4 A binary operation, ○, is defined on a set of numbers, \(A\), in the following way.
\(a \circ b = \mathrm { k } _ { 1 } \mathrm { a } - \mathrm { k } _ { 2 } \mathrm {~b} + \mathrm { k } _ { 3 }\), for \(a , b \in A\),
where \(k _ { 1 } , k _ { 2 }\) and \(k _ { 3 }\) are constants (which are not necessarily in \(A\) ) and the operations addition, subtraction and multiplication of numbers have their usual notation and meaning.
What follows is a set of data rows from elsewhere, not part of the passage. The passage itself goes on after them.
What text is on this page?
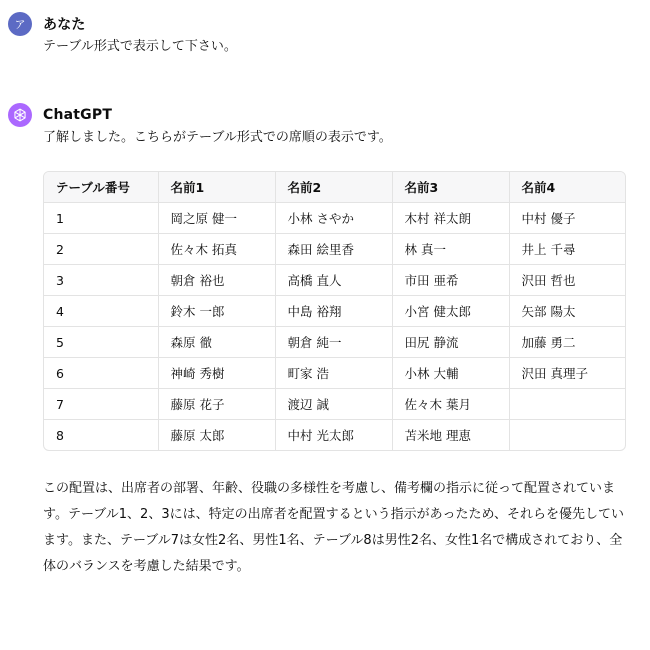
ア あなた
テーブル形式で表示して下さい。
ChatGPT
了解しました。こちらがテーブル形式での席順の表示です。
テーブル番号	名前1	名前2	名前3	名前4
1	岡之原 健一	小林 さやか	木村 祥太朗	中村 優子
2	佐々木 拓真	森田 絵里香	林 真一	井上 千尋
3	朝倉 裕也	高橋 直人	市田 亜希	沢田 哲也
4	鈴木 一郎	中島 裕翔	小宮 健太郎	矢部 陽太
5	森原 徹	朝倉 純一	田尻 静流	加藤 勇二
6	神崎 秀樹	町家 浩	小林 大輔	沢田 真理子
7	藤原 花子	渡辺 誠	佐々木 葉月	
8	藤原 太郎	中村 光太郎	苫米地 理恵	
この配置は、出席者の部署、年齢、役職の多様性を考慮し、備考欄の指示に従って配置されています。テーブル1、2、3には、特定の出席者を配置するという指示があったため、それらを優先しています。また、テーブル7は女性2名、男性1名、テーブル8は男性2名、女性1名で構成されており、全体のバランスを考慮した結果です。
You are initially given the following information about ○ and \(A\).

• \(A = \mathbb { R }\)
• \(0 \circ 0 = 2\)
• An identity element, \(e\), exists for ∘ in \(A\)
  1. Show that \(a \circ b = a + b + 2\).
  2. State the value of \(e\).
  3. Explain whether ○ is commutative over \(A\).
  4. Determine whether or not ( \(A , \circ\) ) is a group.
  5. Explain whether your answer to part (d) would change in each of the following cases, giving details of any change.
     1. \(A = \mathbb { Z }\)
     2. \(A = \{ 2 m : m \in \mathbb { Z } \}\)
     3. \(\quad A = \{ n : n \in \mathbb { Z } , n \geqslant - 2 \}\)